Whatever their motivation, the fact remains that mergers and acquisitions are a risky business. Be it a desire to gain access to new technology, increase market share or achieve economies of scale, M&As rarely live up to the expectations trumpeted by the acquiring company's management
Just how unsuccessful is illustrated by a 2007 study of more than 200 major European M&As by consultancy, Hay Group. This found that senior business leaders believe that fewer than one in 10 M&As were "completely successful" in achieving their stated objectives.
Another study by Accenture found that fewer than half of M&As achieved either their hoped-for cost-savings or delivered their expected revenue or value.
And to make matters worse, M&As also destroy leadership continuity in target companies' top management teams - and with it, their performance - for at least a decade following a deal because so many senior executives quit.
All of which begs the question why organisations continue to pursue such deals when they are so unlikely to deliver value for shareholders of the acquiring firm. Surely someone must be benefit?
A rather startling answer to this question has emerged in a study by academics from the Lubar School of Business at the University of Wisconsin. They have found that a major factor in how much the shareholders in acquiring firms lose as a result of these deals can be gauged by the degree of "overlapping" institutional ownership - in other words, how far institutional shareholders have simultaneous stakes in both the acquiring and the target company in an M&A deal.
Ravi Dharwadkar, Pamela Brandes and Maria Goranova found that in deals where there was no overlapping institutional ownership, the acquiring firm's value fell by an average of just $1.6 million. In contrast, in deals where there were overlapping ownership stakes, the acquiring firm value fell by $111.7 million.
Looking more closely at this staggering disparity revealed that deals where there was less overlap (the bottom 25 per cent of deals) were associated with a loss of $80.7 million for the acquiring firm. In stark contrast, deals with significant overlap (the top 25 per cent of overlapping deals) were associated with an average loss of $379.8 million for acquirers.
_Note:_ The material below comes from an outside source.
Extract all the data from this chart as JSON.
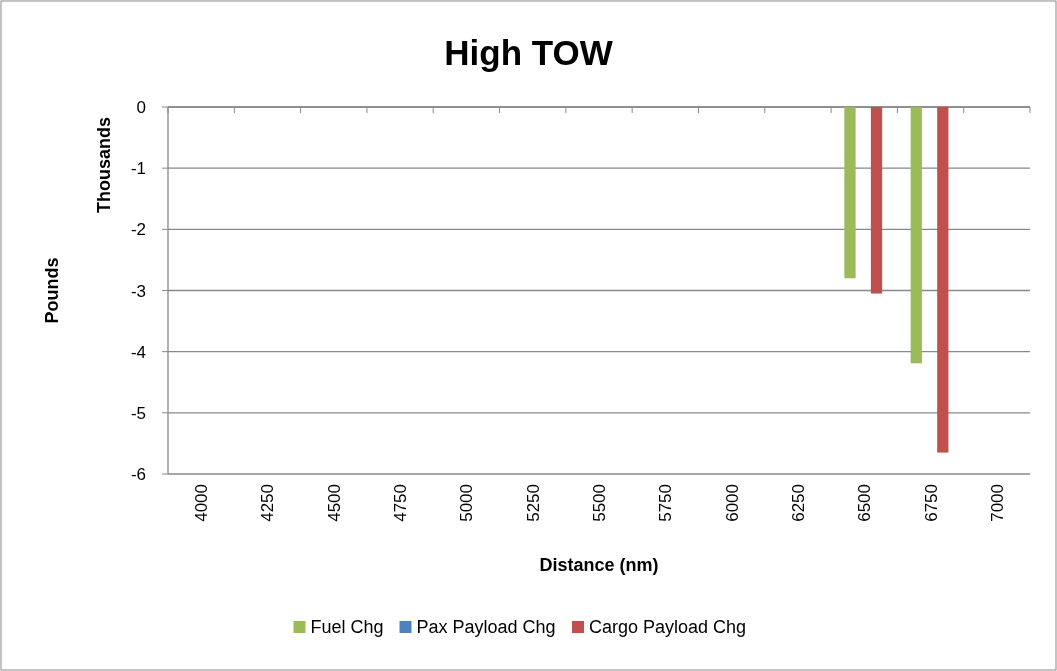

The researchers found that these results held true for two measures of overlap: both the number of overlapping owners involved in the deals as well as the percentage of ownership overlap.
The trio also examined whether the negative effect of overlapping ownership is constrained by better corporate governance as measured by level of board independence, CEO duality (when the CEO also serves as chairman of the board), managerial ownership, and CEO stock options.
While the spread of overlapping ownership is associated with suboptimal M&A deals, effective oversight by boards constrains the negative effect of overlapping ownership. Specifically, boards with more independent directors and those having chairmen separate from the CEO role can counteract the effect of overlapping owners.
The authors conclude that managers pursue suboptimal deals because overlapping and non-overlapping owners have different interests in such deals - and the overlapping owners who may lose on the acquirer's side may make up for this loss on the target's side of the deal.